L'arrivée du manga numérique n'est pas pour cette année

La conférence Manga numérique : un modèle exportable ? du 31e Salon du livre de Paris

Les interrogations sur le numérique prennent de plus en plus de place au Salon du livre et c'est tout naturellement que les acteurs du monde du manga ont proposé d'explorer les problématiques qui y sont liées dans leur secteur.

Une table ronde qui a eu lieu vendredi en fin d'après-midi se penchait sur cette question « Manga numérique : un modèle exportable ? ». Il était donc question de savoir si l'on pouvait reprendre les modèles japonais en France et comment. La table ronde était animée par Benoît Berthou de l'université Paris 13 et les intervenants étaient Xavier Guilbert (rédacteur en chef du site du9.org), Alain Kahn (directeur général des éditions Pika) et Raphaël Pennes (directeur général des éditions Kazé Manga et Asuka).

De l'internet mobile

Deux innovations doivent être au centre de la réflexion : la mobilité (lecture sur téléphones portables) et l'hybridation (avec de l'animation et du son). Le tout étant de savoir s'il est pertinent de les transposer en France.

Xavier Guilbert a indiqué qu'il faut savoir qu'au Japon l'usage de l'internet mobile (iMod) s'est développé plus vite que l'usage de l'internet domestique. Le téléphone portable était le mode d'accès à internet privilégié des Japonais. Alain Kahn  a  tout de même précisé que les ventes de manga par téléphones portables ne représentent que 5 % des ventes totales de manga au Japon. Il a estimé que ce modèle n'est plus exportable en France (notamment à cause de l'arrivée des smartphones et des tablettes). De plus, cela demandait un gros travail d'adaptation des planches pour qu'elles puissent être lues sur petit écran dans un mode case par case.

À ce propos, Raphaël Pennes a rappelé qu'en France, Bouygues avait importé l'iMod et par extension ce type d'e-manga et que cela n'avait pas du tout fonctionné, notamment parce que le marché du manga numérique était trop jeune.

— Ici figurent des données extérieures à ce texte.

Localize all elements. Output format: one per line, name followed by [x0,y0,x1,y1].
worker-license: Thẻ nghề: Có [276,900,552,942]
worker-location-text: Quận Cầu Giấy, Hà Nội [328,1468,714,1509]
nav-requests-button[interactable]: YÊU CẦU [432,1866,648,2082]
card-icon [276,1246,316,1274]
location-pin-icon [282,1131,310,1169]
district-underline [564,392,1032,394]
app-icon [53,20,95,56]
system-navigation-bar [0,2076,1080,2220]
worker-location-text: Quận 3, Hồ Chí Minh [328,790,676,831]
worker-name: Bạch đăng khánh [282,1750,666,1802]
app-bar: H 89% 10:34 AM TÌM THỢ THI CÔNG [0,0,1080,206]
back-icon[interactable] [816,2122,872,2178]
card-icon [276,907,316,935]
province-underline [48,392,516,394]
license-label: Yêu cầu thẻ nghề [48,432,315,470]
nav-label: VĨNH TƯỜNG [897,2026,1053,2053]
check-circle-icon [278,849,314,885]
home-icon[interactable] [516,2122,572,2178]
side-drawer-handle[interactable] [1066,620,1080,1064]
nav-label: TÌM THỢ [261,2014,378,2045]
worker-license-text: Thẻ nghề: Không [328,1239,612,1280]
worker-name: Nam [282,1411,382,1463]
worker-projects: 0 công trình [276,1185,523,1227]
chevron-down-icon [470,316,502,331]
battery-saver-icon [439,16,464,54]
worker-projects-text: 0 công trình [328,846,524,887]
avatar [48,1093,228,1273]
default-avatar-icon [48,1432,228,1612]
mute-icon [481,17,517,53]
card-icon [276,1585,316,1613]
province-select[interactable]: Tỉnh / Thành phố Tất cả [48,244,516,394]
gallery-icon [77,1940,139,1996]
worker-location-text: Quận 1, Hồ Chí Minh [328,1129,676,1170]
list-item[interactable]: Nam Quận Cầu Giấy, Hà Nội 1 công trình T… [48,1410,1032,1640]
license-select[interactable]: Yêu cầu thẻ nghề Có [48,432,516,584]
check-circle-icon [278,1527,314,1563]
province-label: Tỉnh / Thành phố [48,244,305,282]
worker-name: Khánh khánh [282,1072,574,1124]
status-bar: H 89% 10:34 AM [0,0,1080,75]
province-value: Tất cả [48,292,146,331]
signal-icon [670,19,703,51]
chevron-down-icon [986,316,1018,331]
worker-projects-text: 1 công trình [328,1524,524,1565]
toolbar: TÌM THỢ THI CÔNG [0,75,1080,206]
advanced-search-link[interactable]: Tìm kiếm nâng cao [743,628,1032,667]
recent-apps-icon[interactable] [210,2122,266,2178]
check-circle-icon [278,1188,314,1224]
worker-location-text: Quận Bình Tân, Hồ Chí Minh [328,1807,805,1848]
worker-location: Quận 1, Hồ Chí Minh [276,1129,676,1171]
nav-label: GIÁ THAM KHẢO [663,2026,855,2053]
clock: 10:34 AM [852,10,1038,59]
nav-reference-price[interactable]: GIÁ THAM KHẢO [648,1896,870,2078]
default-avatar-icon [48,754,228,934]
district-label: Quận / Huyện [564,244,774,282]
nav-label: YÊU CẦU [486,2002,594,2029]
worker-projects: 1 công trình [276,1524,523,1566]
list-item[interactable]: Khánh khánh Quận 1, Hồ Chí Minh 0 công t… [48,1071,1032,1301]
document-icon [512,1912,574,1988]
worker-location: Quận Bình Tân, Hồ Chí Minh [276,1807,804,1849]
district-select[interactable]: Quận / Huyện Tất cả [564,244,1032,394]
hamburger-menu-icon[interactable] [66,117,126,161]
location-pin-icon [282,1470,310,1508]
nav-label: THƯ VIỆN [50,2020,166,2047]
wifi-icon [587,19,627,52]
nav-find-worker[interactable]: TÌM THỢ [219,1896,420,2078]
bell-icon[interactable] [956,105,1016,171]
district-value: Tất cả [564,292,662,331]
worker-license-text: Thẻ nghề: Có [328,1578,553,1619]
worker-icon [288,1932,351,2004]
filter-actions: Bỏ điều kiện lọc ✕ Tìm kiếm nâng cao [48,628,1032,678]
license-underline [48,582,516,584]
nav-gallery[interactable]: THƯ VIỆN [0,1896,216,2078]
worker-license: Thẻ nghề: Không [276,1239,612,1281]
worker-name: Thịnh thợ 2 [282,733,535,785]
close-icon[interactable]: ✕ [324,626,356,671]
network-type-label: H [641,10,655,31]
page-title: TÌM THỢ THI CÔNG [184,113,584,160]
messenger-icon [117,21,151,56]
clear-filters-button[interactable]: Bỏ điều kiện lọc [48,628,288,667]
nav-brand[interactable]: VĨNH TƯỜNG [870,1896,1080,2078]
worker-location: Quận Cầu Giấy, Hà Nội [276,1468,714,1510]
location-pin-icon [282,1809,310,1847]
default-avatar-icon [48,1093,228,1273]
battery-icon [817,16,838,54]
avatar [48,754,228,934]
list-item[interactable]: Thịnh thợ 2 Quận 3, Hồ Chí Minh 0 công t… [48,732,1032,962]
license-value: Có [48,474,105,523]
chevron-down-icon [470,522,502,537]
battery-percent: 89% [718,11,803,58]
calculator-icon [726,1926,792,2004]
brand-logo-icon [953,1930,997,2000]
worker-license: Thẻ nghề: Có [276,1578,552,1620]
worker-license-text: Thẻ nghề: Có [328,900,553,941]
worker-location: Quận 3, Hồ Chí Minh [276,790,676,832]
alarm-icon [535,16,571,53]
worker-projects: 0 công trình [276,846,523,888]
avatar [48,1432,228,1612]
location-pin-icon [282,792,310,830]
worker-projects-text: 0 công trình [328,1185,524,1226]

Selon Alain Kahn, maintenant le modèle est différent, la technologie et les écrans plus grands permettent de se balader de case en case dans une pleine page. Bien évidemment, c'est une solution qui est plus adaptée à la lecture sur tablette que sur smartphone. Le problème étant que la tablette qui domine le marché est un produit relativement cher et donc pas forcement adapté aux moyens financiers des lecteurs de manga.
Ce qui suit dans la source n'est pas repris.